栎阳公主前脚刚走,嬴政和王贲领着两名郎中侍卫一共四骑就赶了过来。
看到旬邑驿站满地尸骸,嬴政惊恐莫名。
嬴政也顾不得尊卑贵贱,万金之躯,跳下马来,挨个巡视死者,没看到爱孙赵克心中这才稍安。
王贲厉声喝问:“驿令何在?这里适才发生了何事?皇长孙如何?”
一个驿站啬夫见到四人气度不凡,上来结结巴巴还未讲完事情的经过,嬴政就要上马,准备一人双骑继续去追赵克。
这时后面气喘吁吁赶来的淳于越,追到嬴政马前:“陛下,不能再跑了,老臣的骨头要散了,你也要爱惜自己的身体啊!”
“淳于越你给我放开,爱孙就是朕的命,没有爱孙,朕也不想活了!”
嬴政推开淳于越,就想翻身上马,可是抬了抬腿,这才发现腿脚在不自主的发抖,根本不听使唤,竟然抬都抬不起来。
嬴政重重捶了捶马背,长叹一声:“岁数不饶人,快,为朕准备轻车快马,朕要坐车去追爱孙!”
一众驿卒全都懵了,难道面前这位长者会是当今皇帝陛下?
王贲剑指驿卒:“愣着干嘛,还不快些为陛下准备车马?”
“我认出了,这位就是大将军王贲!”
王贲被认出,一众驿卒立时诚惶诚恐为嬴政筹备起了车马。
看到嬴政一心扑在长孙赵克身上,淳于越进谏道:“陛下,咱们当分兵两路,一路去救长孙,一路去救长公子,事后长孙也不会责怪您啊!”
嬴政早已方寸大乱,立即分出一部郎中侍卫搭救扶苏。
不大一会儿,车马配齐,淳于越拿着从地上捡拾起来的皇帝诏书,凑到了嬴政面前若有所思说道:“陛下,老臣仔细回忆了事情前后,发现似乎是长孙有意要和栎阳公主走!”
坐在马车里捶腿的嬴政不由一愣:“什么?此话怎讲?”
“陛下您看长孙为栎阳公主仿写的诏书,若不是长孙自愿,栎阳公主岂能得到这种以假乱真的诏书?”
嬴政这才拿过来诏书,仔细打量起来,不由默默点头:“爱卿所言有理!那长孙为何主动投奔栎阳公主呢?”
“必有深意,长孙做事天马行空,老臣揣测不出!”
一听到“深意”两字,嬴政就脑仁疼,自诩阴谋诡计了一辈子,老了老了,却被孙子行动所困扰。
嬴政以近似祈求的语气央求淳于越:“长孙到底有何深意?淳于卿快为朕想一想!”
淳于越蹙眉思索,喃喃自语:“长孙莫非贪慕栎阳公主的艺色?可是长孙志向绝不在女人身上啊!可是他又为何主动接近栎阳公主呢?这实在令人百思不得其解!”

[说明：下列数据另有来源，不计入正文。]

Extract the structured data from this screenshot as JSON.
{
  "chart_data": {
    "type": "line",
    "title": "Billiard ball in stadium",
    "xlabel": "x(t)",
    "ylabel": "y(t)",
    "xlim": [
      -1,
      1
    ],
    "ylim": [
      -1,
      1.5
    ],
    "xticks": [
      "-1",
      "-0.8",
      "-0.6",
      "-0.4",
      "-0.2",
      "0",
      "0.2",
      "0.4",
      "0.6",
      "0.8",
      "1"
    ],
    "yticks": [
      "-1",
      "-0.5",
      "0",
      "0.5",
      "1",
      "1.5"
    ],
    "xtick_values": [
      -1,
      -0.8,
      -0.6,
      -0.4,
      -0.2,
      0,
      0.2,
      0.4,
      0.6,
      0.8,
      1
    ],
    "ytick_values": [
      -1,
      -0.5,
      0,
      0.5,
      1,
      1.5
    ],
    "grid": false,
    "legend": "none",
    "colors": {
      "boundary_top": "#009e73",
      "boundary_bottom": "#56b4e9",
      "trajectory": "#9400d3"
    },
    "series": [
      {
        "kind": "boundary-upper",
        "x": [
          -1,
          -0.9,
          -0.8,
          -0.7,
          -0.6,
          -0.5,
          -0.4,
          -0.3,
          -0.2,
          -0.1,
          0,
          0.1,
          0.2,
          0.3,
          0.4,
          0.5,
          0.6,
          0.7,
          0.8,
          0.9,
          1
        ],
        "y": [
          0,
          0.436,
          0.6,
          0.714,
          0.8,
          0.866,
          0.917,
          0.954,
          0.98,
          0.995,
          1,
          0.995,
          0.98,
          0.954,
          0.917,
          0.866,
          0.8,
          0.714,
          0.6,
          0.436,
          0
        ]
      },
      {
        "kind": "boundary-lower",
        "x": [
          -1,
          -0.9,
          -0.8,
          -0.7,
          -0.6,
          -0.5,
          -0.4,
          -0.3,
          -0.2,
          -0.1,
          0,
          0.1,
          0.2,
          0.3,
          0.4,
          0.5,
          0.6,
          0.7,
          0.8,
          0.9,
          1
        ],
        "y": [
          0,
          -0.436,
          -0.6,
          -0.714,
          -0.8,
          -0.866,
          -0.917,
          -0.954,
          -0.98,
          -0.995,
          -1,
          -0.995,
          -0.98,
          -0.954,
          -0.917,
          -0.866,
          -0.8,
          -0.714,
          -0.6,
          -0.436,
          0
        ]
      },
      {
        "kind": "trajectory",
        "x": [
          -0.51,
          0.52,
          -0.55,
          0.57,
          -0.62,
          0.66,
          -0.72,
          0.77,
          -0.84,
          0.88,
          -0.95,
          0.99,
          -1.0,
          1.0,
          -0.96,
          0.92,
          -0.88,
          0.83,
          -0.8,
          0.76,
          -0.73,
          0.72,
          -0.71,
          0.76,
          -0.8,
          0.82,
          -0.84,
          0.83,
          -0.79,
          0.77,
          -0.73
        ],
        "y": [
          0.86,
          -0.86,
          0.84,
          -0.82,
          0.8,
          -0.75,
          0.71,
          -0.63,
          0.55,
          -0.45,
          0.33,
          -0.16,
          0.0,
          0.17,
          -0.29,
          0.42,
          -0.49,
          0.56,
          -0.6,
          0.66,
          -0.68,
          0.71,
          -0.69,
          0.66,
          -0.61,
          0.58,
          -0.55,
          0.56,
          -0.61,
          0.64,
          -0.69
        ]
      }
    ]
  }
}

听到淳于越所言,嬴政脸色逐渐阴沉起来,深吸了口气,示意淳于越前来,低语道:“淳于公,朕有一事难以对你启齿,其实栎阳公主并非朕的亲生之女,其母嫁来之前就已有了身孕!”
“啊?”淳于越惊得直翻白眼:“还有此事?匈奴王如此羞辱陛下,为何不言?”
嬴政面有悔色:“朕还不是为了灭赵灭燕,维护和匈奴之间的联盟,谁想养着养着栎阳公主就成了祸患!”

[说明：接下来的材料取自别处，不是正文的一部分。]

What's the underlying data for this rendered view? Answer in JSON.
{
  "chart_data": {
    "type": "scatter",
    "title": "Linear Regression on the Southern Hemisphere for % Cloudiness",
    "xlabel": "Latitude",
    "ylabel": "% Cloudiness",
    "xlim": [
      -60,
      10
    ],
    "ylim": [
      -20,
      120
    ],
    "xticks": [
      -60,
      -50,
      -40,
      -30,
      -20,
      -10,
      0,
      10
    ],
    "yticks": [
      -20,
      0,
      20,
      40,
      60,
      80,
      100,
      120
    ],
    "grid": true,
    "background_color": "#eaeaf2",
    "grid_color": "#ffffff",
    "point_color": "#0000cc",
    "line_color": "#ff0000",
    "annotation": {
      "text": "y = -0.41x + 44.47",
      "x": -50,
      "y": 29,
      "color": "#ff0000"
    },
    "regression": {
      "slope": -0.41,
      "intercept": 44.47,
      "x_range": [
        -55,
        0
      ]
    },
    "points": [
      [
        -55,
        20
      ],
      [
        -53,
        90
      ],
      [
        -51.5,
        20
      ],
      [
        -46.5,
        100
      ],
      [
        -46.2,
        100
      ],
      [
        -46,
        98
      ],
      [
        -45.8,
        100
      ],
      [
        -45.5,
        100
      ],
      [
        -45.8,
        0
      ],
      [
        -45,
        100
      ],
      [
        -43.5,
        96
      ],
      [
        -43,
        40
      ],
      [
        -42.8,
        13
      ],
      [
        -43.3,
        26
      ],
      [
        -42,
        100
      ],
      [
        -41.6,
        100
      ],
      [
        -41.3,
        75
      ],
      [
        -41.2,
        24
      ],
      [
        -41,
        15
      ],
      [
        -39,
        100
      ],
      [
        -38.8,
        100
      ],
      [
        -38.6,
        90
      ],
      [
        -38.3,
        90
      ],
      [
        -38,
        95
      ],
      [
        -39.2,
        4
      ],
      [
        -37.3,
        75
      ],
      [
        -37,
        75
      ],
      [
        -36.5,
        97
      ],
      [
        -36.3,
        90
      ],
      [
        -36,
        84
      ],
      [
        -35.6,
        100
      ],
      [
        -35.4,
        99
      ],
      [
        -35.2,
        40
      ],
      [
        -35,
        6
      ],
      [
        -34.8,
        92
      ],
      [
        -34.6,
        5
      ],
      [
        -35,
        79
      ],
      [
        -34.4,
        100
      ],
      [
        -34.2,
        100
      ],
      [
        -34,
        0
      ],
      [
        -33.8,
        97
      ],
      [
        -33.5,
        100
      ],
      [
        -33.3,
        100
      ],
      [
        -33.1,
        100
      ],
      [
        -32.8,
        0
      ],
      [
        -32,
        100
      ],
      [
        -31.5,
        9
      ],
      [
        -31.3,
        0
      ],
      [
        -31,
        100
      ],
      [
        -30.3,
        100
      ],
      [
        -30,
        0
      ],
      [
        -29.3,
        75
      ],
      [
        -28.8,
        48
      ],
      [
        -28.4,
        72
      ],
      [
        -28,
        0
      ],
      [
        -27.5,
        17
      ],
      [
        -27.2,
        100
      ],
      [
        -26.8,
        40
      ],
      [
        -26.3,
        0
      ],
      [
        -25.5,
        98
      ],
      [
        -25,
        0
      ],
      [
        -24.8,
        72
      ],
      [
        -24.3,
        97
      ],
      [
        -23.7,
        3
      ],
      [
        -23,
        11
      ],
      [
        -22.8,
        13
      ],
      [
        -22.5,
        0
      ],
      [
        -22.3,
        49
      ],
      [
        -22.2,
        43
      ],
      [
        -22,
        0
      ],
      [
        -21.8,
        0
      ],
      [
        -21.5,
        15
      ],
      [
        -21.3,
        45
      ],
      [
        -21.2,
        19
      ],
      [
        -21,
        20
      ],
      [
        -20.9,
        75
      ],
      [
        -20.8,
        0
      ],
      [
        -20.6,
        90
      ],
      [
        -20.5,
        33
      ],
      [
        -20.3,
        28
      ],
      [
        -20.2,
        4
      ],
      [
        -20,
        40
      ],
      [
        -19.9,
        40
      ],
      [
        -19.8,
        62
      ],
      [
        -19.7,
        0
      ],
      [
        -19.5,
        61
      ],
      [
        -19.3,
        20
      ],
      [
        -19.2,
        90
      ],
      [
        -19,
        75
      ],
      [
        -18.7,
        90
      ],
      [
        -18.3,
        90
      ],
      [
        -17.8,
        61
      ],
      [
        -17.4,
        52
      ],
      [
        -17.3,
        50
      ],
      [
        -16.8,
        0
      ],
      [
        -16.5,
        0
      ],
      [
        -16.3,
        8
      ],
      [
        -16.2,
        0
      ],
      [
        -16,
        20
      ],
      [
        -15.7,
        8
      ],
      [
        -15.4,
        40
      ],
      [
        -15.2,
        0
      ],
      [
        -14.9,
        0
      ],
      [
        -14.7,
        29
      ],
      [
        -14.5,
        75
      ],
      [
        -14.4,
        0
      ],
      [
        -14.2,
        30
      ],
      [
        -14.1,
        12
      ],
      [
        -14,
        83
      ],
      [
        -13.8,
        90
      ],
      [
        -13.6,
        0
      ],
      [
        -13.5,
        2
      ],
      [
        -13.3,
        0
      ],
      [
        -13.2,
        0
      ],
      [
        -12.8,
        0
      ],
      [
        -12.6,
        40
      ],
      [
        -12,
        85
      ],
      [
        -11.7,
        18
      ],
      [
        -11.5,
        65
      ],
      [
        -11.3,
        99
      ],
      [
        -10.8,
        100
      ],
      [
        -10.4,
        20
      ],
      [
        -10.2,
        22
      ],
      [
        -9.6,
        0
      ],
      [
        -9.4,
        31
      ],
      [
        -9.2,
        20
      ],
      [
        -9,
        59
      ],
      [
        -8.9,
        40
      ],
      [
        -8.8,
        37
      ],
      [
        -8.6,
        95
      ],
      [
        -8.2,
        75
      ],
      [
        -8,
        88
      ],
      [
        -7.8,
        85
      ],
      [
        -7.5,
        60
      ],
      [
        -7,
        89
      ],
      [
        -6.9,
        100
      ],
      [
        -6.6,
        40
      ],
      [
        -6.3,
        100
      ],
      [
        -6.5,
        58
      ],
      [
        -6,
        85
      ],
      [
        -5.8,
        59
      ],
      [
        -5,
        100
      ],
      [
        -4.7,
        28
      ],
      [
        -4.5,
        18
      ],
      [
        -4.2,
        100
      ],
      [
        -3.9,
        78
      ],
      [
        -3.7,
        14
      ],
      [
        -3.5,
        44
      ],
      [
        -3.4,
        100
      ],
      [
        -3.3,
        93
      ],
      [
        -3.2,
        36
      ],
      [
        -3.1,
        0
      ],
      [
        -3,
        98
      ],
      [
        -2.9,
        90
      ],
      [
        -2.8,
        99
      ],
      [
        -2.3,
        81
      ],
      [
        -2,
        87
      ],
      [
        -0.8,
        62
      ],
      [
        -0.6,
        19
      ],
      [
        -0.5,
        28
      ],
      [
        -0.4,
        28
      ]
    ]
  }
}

淳于越眼睛一亮:“先前长孙非要娶栎阳公主,难道长孙早知道公主并非陛下亲生?”
嬴政摇头一脸不解:“以前我还道长孙性子简单,现在想来,他很有可能知道了栎阳公主的身世!可是朕实在想不透,他要娶栎阳公主有何深意?”
“既然是长孙早就谋划的事情,咱们也就不必再担心长孙的安危了,而今天有异象,四海人心浮动,宗室误会陛下驾崩,为今之计,陛下当回咸阳才对!”
淳于越的劝诫再如何中肯,也抵挡不了一天延寿三十天的诱惑。
“朕岂能无一日不见爱孙!”嬴政瞪了一眼淳于越,喝令道:“郎中令听令,即刻发轫赶路!”
淳于越不由一怔,陛下对于长孙之爱那是到了骨头里了!
“喏!”
一众郎中侍卫立时应命,催马疾驰。
两天两夜奔驰一千余里,抵达阴山长城之下,嬴政全无心欣赏一望无际的草原,天高地阔的壮丽美景。

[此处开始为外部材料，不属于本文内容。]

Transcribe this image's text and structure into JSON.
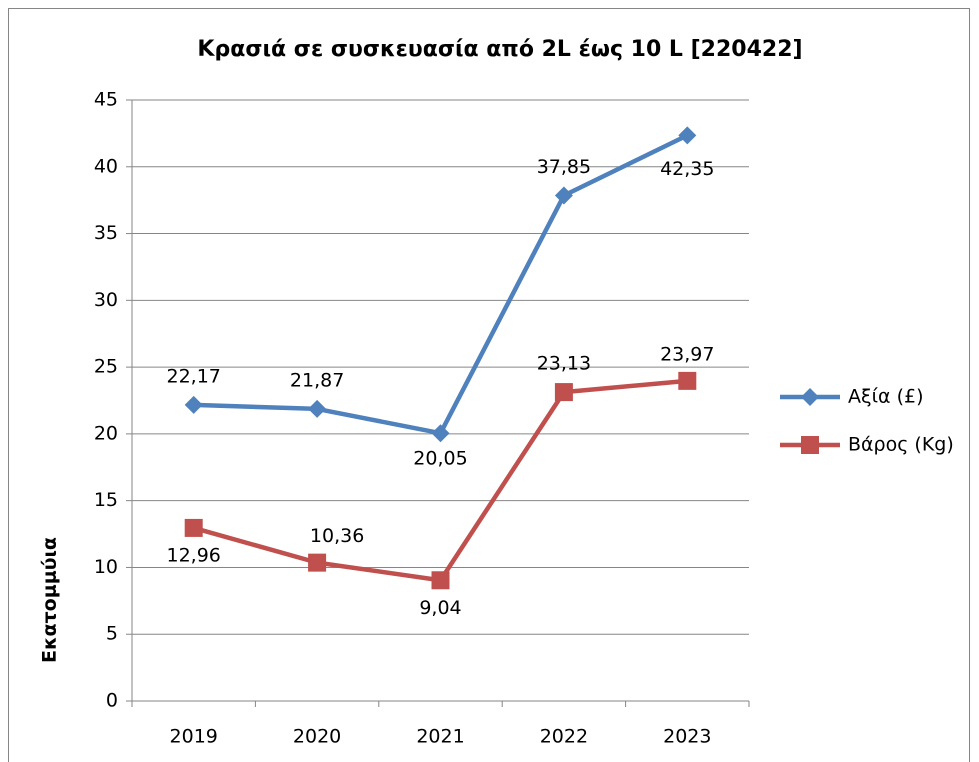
{
  "chart_data": {
    "type": "line",
    "title": "Κρασιά σε συσκευασία από 2L έως 10 L [220422]",
    "y_label": "Εκατομμύια",
    "categories": [
      "2019",
      "2020",
      "2021",
      "2022",
      "2023"
    ],
    "series": [
      {
        "name": "Αξία (£)",
        "color": "#4f81bd",
        "marker": "diamond",
        "values": [
          22.17,
          21.87,
          20.05,
          37.85,
          42.35
        ],
        "value_labels": [
          "22,17",
          "21,87",
          "20,05",
          "37,85",
          "42,35"
        ]
      },
      {
        "name": "Βάρος (Kg)",
        "color": "#c0504d",
        "marker": "square",
        "values": [
          12.96,
          10.36,
          9.04,
          23.13,
          23.97
        ],
        "value_labels": [
          "12,96",
          "10,36",
          "9,04",
          "23,13",
          "23,97"
        ]
      }
    ],
    "ylim": [
      0,
      45
    ],
    "yticks": [
      0,
      5,
      10,
      15,
      20,
      25,
      30,
      35,
      40,
      45
    ],
    "grid": true,
    "legend": "right"
  }
}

得知半个时辰前,栎阳公主出了长城关隘,进入茫茫阴山之中,嬴政大为愤怒,就想提剑砍人。
“陛下,快看这是长孙留下的字!”
淳于越眼尖,看到了夯土长城墙上数行黑炭写就的大字:
敕勒川,阴山下,天似穹庐,笼盖四野。天苍苍,野茫茫,风吹草低见牛羊。!
“确定这是长孙的笔迹?”
“确定无疑!”淳于越一再点头!
嬴政不由皱眉:“这些话都是在说草原缪洋肥美啊,长孙留此诗是何意呢?朕记得此乃九原郡所辖之地,却不知敕勒是何意?”
淳于越一脸迷茫:“微臣也不知,适才我问了此地戍卒,他们也表示不知!长孙留下这些话必然有深意,咱们应先弄清长孙留字深意,才好进一步打算!”
王贲也进言:“陛下,长城以北那就是匈奴的游牧区,咱们不宜深入,还是先入九原城,再做图谋!”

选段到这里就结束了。